Key details are still being negotiated, including whether the government-owned bank will agree to a DoJ condition that a subsidiary plead guilty to a criminal charge. The bank could pay between £500m and £600m.
In settling, RBS will be the third bank to admit to widespread manipulation of the London interbank offered rate and related rates. The terms of the settlement and breadth of allegations are expected to fall within those of the two previous deals but could reflect a tougher stance from the DoJ, which has battled criticisms that it has been too soft on banks and executives.
In June Barclays agreed to pay $450m to resolve allegations it tried to manipulate interest rates and "low balled" its submission to paint a rosier picture of its financial health. The bank avoided criminal charges but top managers were ousted amid a political backlash.
In December UBS paid $1.5bn, and its Japan securities subsidiary pleaded guilty to wire fraud, to resolve allegations that nearly 50 traders were involved in manipulating interest rates.
The authorities are expected to allege that RBS traders sought to influence the bank's submission to Libor panels to benefit their trading positions. The case will not involve allegations that the bank "low balled", these people say. RBS has fired at least four people in connection with its internal investigation into the matter.
Some of the allegations may be linked to the UBS case, in which authorities allege Tom Hayes, a former UBS trader, used contacts in at least four other banks, including RBS, and interdealer brokers, to move interest rates to benefit his trading position.

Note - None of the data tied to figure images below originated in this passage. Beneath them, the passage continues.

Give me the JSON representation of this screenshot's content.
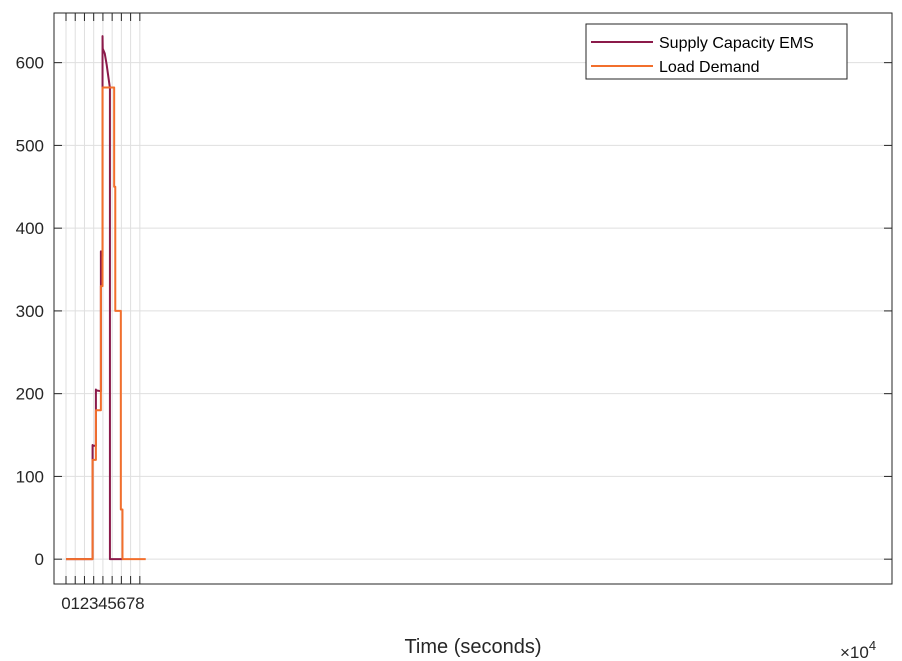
{
  "chart_data": {
    "type": "line",
    "title": "",
    "xlabel": "Time (seconds)",
    "ylabel": "",
    "x_exponent_label": {
      "base": "×10",
      "power": "4"
    },
    "xlim": [
      -1.3,
      89.5
    ],
    "ylim": [
      -30,
      660
    ],
    "x_unit_scale": 10000,
    "xticks": [
      0,
      1,
      2,
      3,
      4,
      5,
      6,
      7,
      8
    ],
    "yticks": [
      0,
      100,
      200,
      300,
      400,
      500,
      600
    ],
    "xtick_labels": [
      "0",
      "1",
      "2",
      "3",
      "4",
      "5",
      "6",
      "7",
      "8"
    ],
    "ytick_labels": [
      "0",
      "100",
      "200",
      "300",
      "400",
      "500",
      "600"
    ],
    "grid": true,
    "legend_position": "top-right",
    "colors": {
      "background": "#ffffff",
      "axis": "#262626",
      "grid": "#dfdfdf"
    },
    "series": [
      {
        "name": "Supply Capacity EMS",
        "color": "#8b1a4a",
        "x": [
          0,
          28800,
          28800,
          29000,
          32400,
          32400,
          32600,
          37800,
          37800,
          38000,
          39600,
          39600,
          39800,
          42000,
          44000,
          46000,
          47400,
          47600,
          47600,
          61200
        ],
        "y": [
          0,
          0,
          138,
          137,
          137,
          205,
          204,
          203,
          372,
          367,
          366,
          632,
          617,
          611,
          598,
          582,
          571,
          570,
          0,
          0
        ]
      },
      {
        "name": "Load Demand",
        "color": "#f26f2c",
        "x": [
          0,
          28800,
          28800,
          32400,
          32400,
          37800,
          37800,
          39600,
          39600,
          52200,
          52200,
          53400,
          53400,
          59400,
          59400,
          61200,
          61200,
          86400
        ],
        "y": [
          0,
          0,
          120,
          120,
          180,
          180,
          330,
          330,
          570,
          570,
          450,
          450,
          300,
          300,
          60,
          60,
          0,
          0
        ]
      }
    ]
  }
}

Mr Hayes' lawyer has declined to comment on the allegations.
According to the DoJ complaint, Mr Hayes allegedly asked a RBS trader to move the bank's Yen Libor submission several times in 2007. The RBS trader replied on one occasion, "yes u owe me they are going 65 and 71".
When RBS's submission was 0.64 per cent, Mr Hayes sent a message to the trader saying, "They set 64! . . . thats beyond the call of duty!," according to the US complaint.